Asimismo, dice que ya no siente rabia contra los responsables del atentado, pues para él lo más sano, física y emocionalmente, es tratar de estar tranquilo.

“Ellos verán si quieren vivir con ese odio a la humanidad, porque demostrar fuerza matando a otras personas, para mí, no es fuerza”, manifiesta. 

Tras el atentado la comunidad hizo un altar allí.

Adiós, Ureña

Por su parte, después de 24 meses, las heridas físicas  de Brayan Ureña han sanado y lidia con las emocionales. Pero la realidad es que después de haber sido enaltecido como un “héroe” de la patria que sobrevivió al horror de unos cuantos infames que se jactan de poder matando seres humanos, la Policía Nacional prescindió de sus servicios tras encontrarlo “no apto mentalmente” para continuar con sus labores al interior de la institución.

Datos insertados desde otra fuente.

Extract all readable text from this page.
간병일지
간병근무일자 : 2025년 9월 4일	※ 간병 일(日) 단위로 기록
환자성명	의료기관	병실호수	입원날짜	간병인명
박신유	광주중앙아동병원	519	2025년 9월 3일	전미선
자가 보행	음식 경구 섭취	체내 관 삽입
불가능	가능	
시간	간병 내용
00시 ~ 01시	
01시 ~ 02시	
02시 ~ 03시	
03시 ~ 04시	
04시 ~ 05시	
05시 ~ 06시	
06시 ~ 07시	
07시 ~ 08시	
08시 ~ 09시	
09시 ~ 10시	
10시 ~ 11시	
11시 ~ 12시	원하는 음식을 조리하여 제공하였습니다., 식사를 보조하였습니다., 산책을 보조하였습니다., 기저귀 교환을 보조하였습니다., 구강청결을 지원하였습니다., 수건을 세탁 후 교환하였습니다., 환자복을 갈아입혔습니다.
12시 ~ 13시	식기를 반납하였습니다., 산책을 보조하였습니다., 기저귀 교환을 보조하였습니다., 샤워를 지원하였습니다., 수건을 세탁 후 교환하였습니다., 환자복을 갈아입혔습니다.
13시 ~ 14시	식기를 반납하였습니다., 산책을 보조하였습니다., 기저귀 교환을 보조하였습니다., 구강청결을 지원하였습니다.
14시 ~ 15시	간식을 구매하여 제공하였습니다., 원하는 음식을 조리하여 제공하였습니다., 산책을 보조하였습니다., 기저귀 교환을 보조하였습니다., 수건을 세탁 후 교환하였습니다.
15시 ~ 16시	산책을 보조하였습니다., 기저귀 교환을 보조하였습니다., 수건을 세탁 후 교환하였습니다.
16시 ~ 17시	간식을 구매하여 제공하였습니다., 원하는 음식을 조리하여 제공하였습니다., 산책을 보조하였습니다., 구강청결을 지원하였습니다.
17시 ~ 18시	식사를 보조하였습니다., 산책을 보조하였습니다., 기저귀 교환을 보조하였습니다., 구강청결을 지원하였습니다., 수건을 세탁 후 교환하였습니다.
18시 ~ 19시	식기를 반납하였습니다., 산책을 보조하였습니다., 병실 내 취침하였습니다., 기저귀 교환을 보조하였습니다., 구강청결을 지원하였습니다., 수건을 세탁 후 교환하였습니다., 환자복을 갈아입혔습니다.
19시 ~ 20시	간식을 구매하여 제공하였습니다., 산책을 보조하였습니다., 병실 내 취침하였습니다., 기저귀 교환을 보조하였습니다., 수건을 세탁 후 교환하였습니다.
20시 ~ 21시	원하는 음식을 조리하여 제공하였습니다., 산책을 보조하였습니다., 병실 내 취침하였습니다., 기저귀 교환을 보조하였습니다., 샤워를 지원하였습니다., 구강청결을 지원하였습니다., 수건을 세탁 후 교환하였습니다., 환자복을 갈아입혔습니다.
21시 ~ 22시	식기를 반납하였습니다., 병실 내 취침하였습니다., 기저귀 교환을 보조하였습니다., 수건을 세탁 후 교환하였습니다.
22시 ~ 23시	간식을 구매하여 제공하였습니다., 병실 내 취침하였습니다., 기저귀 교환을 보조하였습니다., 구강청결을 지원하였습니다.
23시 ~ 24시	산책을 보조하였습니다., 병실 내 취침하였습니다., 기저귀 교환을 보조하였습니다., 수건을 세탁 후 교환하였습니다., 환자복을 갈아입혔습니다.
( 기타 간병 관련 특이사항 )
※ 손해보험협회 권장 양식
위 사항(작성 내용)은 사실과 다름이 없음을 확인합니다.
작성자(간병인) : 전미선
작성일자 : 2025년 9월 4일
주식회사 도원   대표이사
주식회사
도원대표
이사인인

“Me reincorporé seis meses después, pero en funciones administrativas y no operativas. Luego de un año y medio laborando así, me salieron con que yo no estaba mentalmente apto para continuar. El psiquiatra estableció que yo padezco estrés postraumático y es apenas lógico, porque lo que yo viví no fue cualquier cosa”, dijo el ahora expatrullero.

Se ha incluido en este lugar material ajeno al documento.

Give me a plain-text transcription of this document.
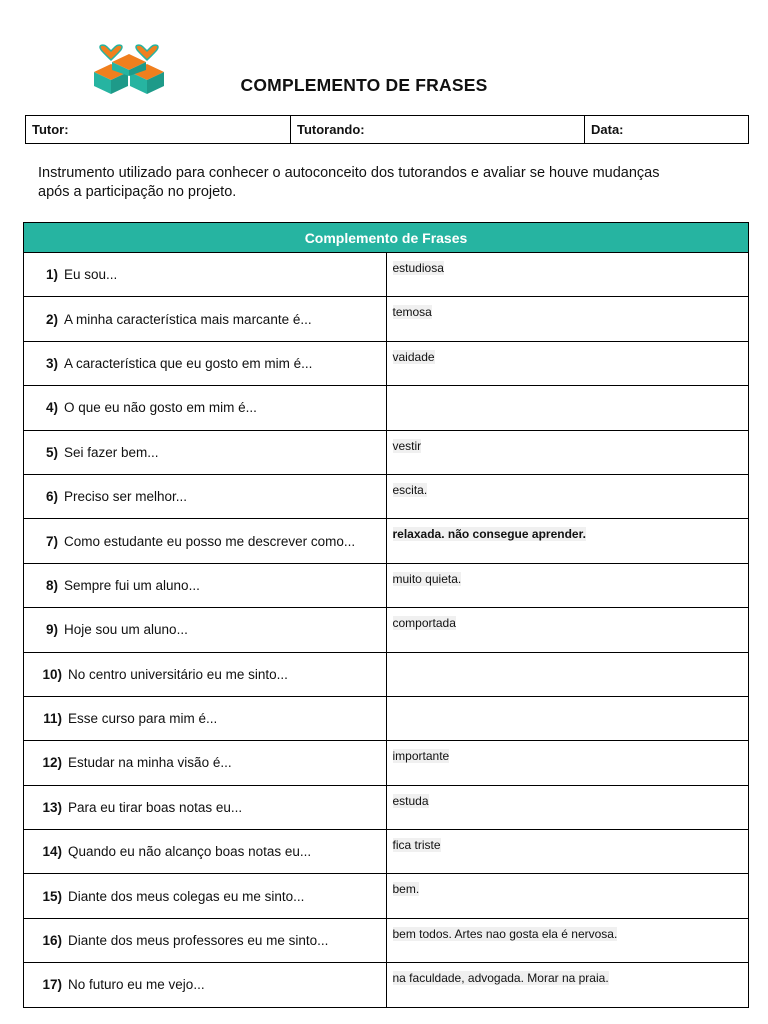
COMPLEMENTO DE FRASES
Tutor:	Tutorando:	Data:
Instrumento utilizado para conhecer o autoconceito dos tutorandos e avaliar se houve mudanças após a participação no projeto.
Complemento de Frases	
1) Eu sou...	estudiosa
2) A minha característica mais marcante é...	temosa
3) A característica que eu gosto em mim é...	vaidade
4) O que eu não gosto em mim é...	
5) Sei fazer bem...	vestir
6) Preciso ser melhor...	escita.
7) Como estudante eu posso me descrever como...	relaxada. não consegue aprender.
8) Sempre fui um aluno...	muito quieta.
9) Hoje sou um aluno...	comportada
10) No centro universitário eu me sinto...	
11) Esse curso para mim é...	
12) Estudar na minha visão é...	importante
13) Para eu tirar boas notas eu...	estuda
14) Quando eu não alcanço boas notas eu...	fica triste
15) Diante dos meus colegas eu me sinto...	bem.
16) Diante dos meus professores eu me sinto...	bem todos. Artes nao gosta ela é nervosa.
17) No futuro eu me vejo...	na faculdade, advogada. Morar na praia.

Ureña fue sometido a una junta médica para ser reubicado dentro de la misma ciudad; sin embargo, a su consideración, fue mal evaluado, por lo que hizo uso de un derecho que tienen al interior de la institución y es el de apelar el resultado.

Una vez interpuso el recurso, su proceso pasó a ser considerado en el Tribunal Médico de Revisión de Policías y Militares en la ciudad de Bogotá, pero lejos de encontrar una cura para su mal, se halló un portazo en la cara.

“Me despidieron. Pero lo que más tristeza me causó es que quien firmó mi destitución es el general Óscar Atehortúa, director general nacional de la Policía. Cuando pasó lo del atentado él era el director de sanidad a nivel nacional, y él nos visitó a todos los que quedamos heridos y nos dijo que no nos preocupáramos, que íbamos a tener el acompañamiento de la institución, que no estábamos solos. Mira cómo es la vida, ahora fue quien firmó mi salida. Los 12 años que yo le entregué a la Policía no valieron para nada”, lamentó.

El expatrullero Brayan José Ureña Guette es el segundo sobreviviente que ha sido destituido de la Policía Nacional. El año anterior Víctor Carpintero fue retirado; sin embargo, su proceso inició antes de los hechos que aquí se conmemoran.

A pesar de todo esto, tanto el expatrullero Brayan Ureña como el patrullero Álvaro Ríos viven recordando a sus seis compañeros de estación fallecidos como héroes cuyas historias no deben ser olvidadas, pues hacen parte de un hecho que, aunque lamentable, marcó a Barranquilla y al Atlántico.